Stafford County supervisors voted 5-2 Tuesday to indefinitely suspend a proposal to rename portions of Jefferson Davis Highway after a Virginia State Police trooper who was killed along the road 23 years ago while on duty.
“If it ever wants to come back, it’ll need a majority on the board to have it come back,” said Supervisor Mark Dudenhefer, who moved to shelve the proposal.
The vote Tuesday leaves in place an earlier decision by supervisors to rename U.S. 1 in the county Richmond Highway. And it means Stafford will not be affected by a new law that requires any section of the road in Virginia named for the Confederate president as of Jan. 1 to be renamed Emancipation Highway.
On March 16, Supervisor Crystal Vanuch introduced the idea to rename portions of U.S. 1 after Jessica Cheney, a Virginia State Police trooper. Cheney was fatally struck by a vehicle while assisting at an accident scene along the highway on Jan. 17, 1998. The overpass over Interstate 95 on Garrisonville Road already bears her name.
Vanuch’s suggestion came as a surprise to the majority of supervisors, who had voted unanimously Dec. 15 to rename the roadway Richmond Highway. Dudenhefer said he thought Vanuch’s proposal would divide the community, and both the Stafford chapter of the NAACP and the county’s newly formed multicultural citizen’s commission opposed the idea.
Vanuch and Supervisor Meg Bohmke were the only two board members to support the proposal. Bohmke asked County Attorney Rysheda McClendon whether tabling the latest proposal would effectively approve the Richmond Highway resolution.
McClendon told supervisors that the resolution was “still good, and had not yet been rescinded,” and was on its way to the Commonwealth Transportation Board.
“It already is active; it’s not dead,” said Dudenhefer. “My motion was, and I’ll repeat it for the fifth time, is to lay this [Cheney proposal] on the table.”
During Tuesday’s public hearing that led up to the vote, several residents spoke about renaming the roadway after Cheney.
Stafford businessman Vernon Green criticized the board for not seeking input from its Diversity Advisory Coalition, which supervisors had created in September “to provide ideas to [supervisors] for issues of this exact nature.”
Green had suggested creating the panel amid anti-police protests in the Fredericksburg region and across the country after the death of George Floyd in Minneapolis last May.

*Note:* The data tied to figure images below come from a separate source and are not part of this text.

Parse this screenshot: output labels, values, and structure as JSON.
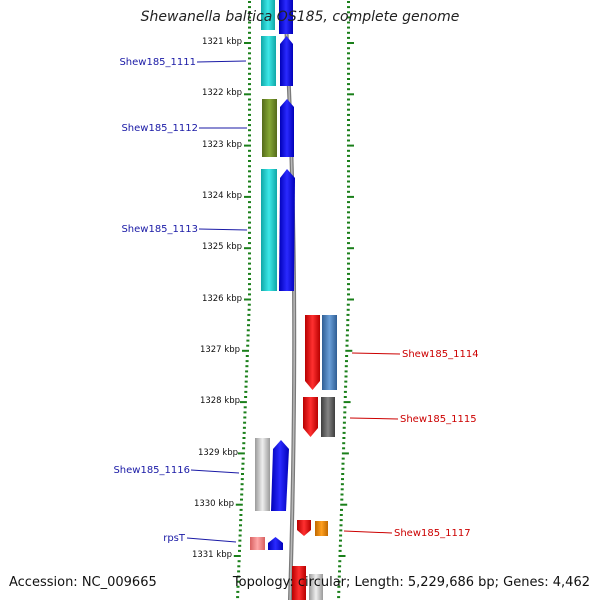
{
  "title": "Shewanella baltica OS185, complete genome",
  "footer": {
    "accession": "Accession: NC_009665",
    "summary": "Topology: circular; Length: 5,229,686 bp; Genes: 4,462"
  },
  "colors": {
    "ticks": "#1a7f1a",
    "backbone": "#888888",
    "left_label": "#1a1aa6",
    "right_label": "#cc0000",
    "cyan": "#19c8c8",
    "blue": "#0a0af0",
    "olive": "#6b8e23",
    "red": "#ee1111",
    "steel": "#4a7ebb",
    "gray": "#666666",
    "lightgray": "#c8c8c8",
    "orange": "#f08a00",
    "pink": "#f08080"
  },
  "ruler": {
    "labels": [
      "1321 kbp",
      "1322 kbp",
      "1323 kbp",
      "1324 kbp",
      "1325 kbp",
      "1326 kbp",
      "1327 kbp",
      "1328 kbp",
      "1329 kbp",
      "1330 kbp",
      "1331 kbp"
    ]
  },
  "genes": [
    {
      "label": "Shew185_1111",
      "side": "left"
    },
    {
      "label": "Shew185_1112",
      "side": "left"
    },
    {
      "label": "Shew185_1113",
      "side": "left"
    },
    {
      "label": "Shew185_1114",
      "side": "right"
    },
    {
      "label": "Shew185_1115",
      "side": "right"
    },
    {
      "label": "Shew185_1116",
      "side": "left"
    },
    {
      "label": "Shew185_1117",
      "side": "right"
    },
    {
      "label": "rpsT",
      "side": "left"
    }
  ]
}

“Unfortunately, they were not utilized in this process,” said Green. “And when they were called upon to speak, they were silenced by a member of the board, threatened by a member of the Board of Supervisors for doing the job the committee was created to do. The abuse of power and political tactics to skirt proper process should not be tolerated by [supervisors] or by the community of Stafford County.”
Green declined to identify the supervisor who made the remarks, and none of the supervisors responded to the allegation.
Late last month, the coalition sent a letter to supervisors requesting that they consider Emancipation Highway or Richmond Highway as names for the highway, instead of Cheney’s.
“The outcome may be a matter of concern for our minority community here in Stafford,” said Sheriff Shehata, chair of the coalition.
Bill Johnson-Miles of Stafford told supervisors that he would like to see the road named Emancipation Highway, in line with a bill sponsored by Del. Josh Cole, D-Fredericksburg, whose district includes part of Stafford. Cole’s bill, which the General Assembly approved, authorizes changing the name of any part of U.S. 1 still named for Davis to Emancipation Highway, as of Jan. 1.
Richmond and some Northern Virginia localities have already renamed the road Richmond Highway in their jurisdictions.
“Our representatives in Richmond chose the name Emancipation Highway, a name that does not whitewash history, but instead lifts up freedom, lifts up African Americans,” said Johnson-Miles.
Patrick Maloy of Stafford spoke in support of renaming the highway after the fallen trooper, telling supervisors he hoped the name change would lead his three grandsons to one day ask who Jessica Cheney was.
“To which I will be proud to say that it was a young woman who did not know you or me, but every day was willing, and ultimately did, give her life to serve and protect us,” said Maloy.